I’ve thought about adding a check to periodically see if the path is available. If the path fails, a script would run to shutdown the node until it can be restored.

Pentium100 · February 6, 2020, 3:13pm

I have never tried it. It should, at least, return an error to the satellite because it is unable to write or read a file. Which means that you would be failing audits while the drive was not mounted.

I do not really want to test this on my node, or create a new node just for testing this.

node1 · February 7, 2020, 9:19am

It is not that old node. Currently it have ±40Gb, while with missing drive it was created 2-3Gb on SD card But the node runing fine with reconnected drive. Let’s wait and see

BrightSilence · February 7, 2020, 10:35am

I would not want to continue with a node that lost 2-3gb out of 40gb total. Pretty sure it won’t survive that.

kevink · February 7, 2020, 10:41am

Better to start again with a new identity than get DQed in a month. With 40GB your node is probably not older than 1-2 month?

Alexey · February 7, 2020, 11:47pm

You can merge blobs folder from the mountpoint to the drive.

Stop the node
Unmount drive
Mount drive to other temporary path
Move blobs to the drive
Unmount temporary path
Mount back to the place

You can also merge databases - unload data from a new database and load it to the old database.
How to unload and load data is described here: https://support.storj.io/hc/en-us/articles/360029309111-How-to-fix-a-database-disk-image-is-malformed-

Make backup of databases before processing.

KernelPanick · February 9, 2020, 11:16pm

I created a script for iSCSI users, or users having network storage /mnt.
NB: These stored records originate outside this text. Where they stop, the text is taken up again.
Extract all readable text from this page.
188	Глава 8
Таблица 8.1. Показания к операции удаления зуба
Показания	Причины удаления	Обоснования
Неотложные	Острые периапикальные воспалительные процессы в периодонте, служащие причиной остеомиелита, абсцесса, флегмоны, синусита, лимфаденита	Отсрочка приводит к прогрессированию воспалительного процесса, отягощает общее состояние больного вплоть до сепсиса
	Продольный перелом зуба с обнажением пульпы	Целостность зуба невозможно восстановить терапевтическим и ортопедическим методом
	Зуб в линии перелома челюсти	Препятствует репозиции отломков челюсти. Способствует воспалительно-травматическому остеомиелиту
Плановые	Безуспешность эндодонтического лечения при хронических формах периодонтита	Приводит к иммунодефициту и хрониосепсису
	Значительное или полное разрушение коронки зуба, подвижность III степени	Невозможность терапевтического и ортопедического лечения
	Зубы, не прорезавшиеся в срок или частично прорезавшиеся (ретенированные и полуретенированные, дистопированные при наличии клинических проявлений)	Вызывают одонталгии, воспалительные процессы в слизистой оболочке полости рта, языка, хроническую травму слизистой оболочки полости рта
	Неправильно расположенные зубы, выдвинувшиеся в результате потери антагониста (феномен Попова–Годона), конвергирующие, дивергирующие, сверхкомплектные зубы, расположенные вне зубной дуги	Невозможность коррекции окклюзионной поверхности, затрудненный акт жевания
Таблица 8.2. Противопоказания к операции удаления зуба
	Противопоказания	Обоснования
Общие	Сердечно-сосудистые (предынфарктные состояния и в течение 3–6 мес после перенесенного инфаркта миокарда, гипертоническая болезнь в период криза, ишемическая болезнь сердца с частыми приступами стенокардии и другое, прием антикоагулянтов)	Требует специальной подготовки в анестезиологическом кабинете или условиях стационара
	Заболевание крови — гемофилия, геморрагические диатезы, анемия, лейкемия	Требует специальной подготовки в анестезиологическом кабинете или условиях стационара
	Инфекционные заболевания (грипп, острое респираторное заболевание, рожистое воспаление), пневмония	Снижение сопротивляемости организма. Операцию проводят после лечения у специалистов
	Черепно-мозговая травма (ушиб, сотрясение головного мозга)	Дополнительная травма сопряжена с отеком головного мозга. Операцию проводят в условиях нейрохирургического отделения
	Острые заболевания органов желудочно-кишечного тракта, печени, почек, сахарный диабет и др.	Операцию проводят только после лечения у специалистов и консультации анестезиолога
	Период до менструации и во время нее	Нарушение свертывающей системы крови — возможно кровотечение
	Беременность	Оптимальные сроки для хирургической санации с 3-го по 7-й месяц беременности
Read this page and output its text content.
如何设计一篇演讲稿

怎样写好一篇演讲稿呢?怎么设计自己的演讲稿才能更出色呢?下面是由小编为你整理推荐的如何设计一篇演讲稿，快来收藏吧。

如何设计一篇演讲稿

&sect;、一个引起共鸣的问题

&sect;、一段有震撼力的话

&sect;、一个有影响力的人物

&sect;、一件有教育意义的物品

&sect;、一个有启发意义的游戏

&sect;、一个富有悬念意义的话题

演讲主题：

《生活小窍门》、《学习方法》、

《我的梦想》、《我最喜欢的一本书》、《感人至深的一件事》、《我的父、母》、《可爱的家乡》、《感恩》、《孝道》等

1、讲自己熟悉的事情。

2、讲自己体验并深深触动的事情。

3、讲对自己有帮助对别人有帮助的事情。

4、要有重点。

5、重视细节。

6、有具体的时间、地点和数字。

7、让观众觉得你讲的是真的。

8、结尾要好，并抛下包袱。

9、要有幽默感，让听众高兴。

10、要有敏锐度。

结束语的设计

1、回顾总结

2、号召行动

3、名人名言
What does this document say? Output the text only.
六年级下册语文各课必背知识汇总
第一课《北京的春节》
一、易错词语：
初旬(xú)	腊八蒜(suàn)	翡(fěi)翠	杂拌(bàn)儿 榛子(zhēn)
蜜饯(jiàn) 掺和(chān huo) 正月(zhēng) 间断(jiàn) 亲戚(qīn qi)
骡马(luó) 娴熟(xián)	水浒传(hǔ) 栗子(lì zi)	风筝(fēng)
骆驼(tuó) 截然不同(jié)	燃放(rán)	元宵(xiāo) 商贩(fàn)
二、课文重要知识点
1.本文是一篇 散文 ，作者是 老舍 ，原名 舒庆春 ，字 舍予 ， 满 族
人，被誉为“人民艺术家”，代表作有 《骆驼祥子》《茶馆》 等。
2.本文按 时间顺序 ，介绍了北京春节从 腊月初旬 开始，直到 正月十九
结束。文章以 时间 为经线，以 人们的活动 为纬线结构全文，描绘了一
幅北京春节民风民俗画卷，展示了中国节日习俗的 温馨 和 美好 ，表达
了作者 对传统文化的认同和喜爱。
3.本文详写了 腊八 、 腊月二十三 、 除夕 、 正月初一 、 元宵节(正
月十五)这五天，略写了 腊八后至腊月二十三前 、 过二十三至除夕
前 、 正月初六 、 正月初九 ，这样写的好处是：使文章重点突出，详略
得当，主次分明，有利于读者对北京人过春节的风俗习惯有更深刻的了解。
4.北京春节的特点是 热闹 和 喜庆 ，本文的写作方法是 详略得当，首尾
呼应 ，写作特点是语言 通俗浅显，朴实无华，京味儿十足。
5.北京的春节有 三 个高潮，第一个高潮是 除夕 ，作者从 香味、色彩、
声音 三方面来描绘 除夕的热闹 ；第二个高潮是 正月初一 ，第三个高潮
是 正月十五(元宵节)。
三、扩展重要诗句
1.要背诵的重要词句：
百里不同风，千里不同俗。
The script will check in every 60 seconds to see if the folder is available. If the folder is no longer up, the storagenode container will be shut down - until the folder returns. Once the folder returns, the storagenode will be started back up.

If you plan on doing maintenance, run chrontab -e and comment out the script to stop it temporarily. You may also want to make watchtower stop the script if it’s taking the node down for maintenance

node1 · February 20, 2020, 1:19pm

Thank you KernelPanick. Script’s are good, but i’m trying to have configuration as simple as possible. If there is a way to avoid scripts by moving data in to subfolder inside of mounted drive, this will be easier. The more scripts, the more things to manage and administer unless it is have some functionallity that is much better then just moving data to subfolder.

KernelPanick · February 23, 2020, 8:38pm

The problem with moving it to the subfolder that you are monitoring, is that the script will stop if that drive goes down. So your node will keep running while your data is missing, leading you to DQ. It must be monitored in an environment isolated away from the components you’re monitoring. (host vs, storj container & iscsi drive). If you have any better idea i’ll consider moving it. I’ve been running this and tested it during a NAS upgrade and host restart. Seems to perform well. It may start the node too early which will continually restart until the full filesystem is available, but this doesn’t cause any DQ risk. I need to find a better files to monitor. Currently it’s looking for the existence of the YAML file.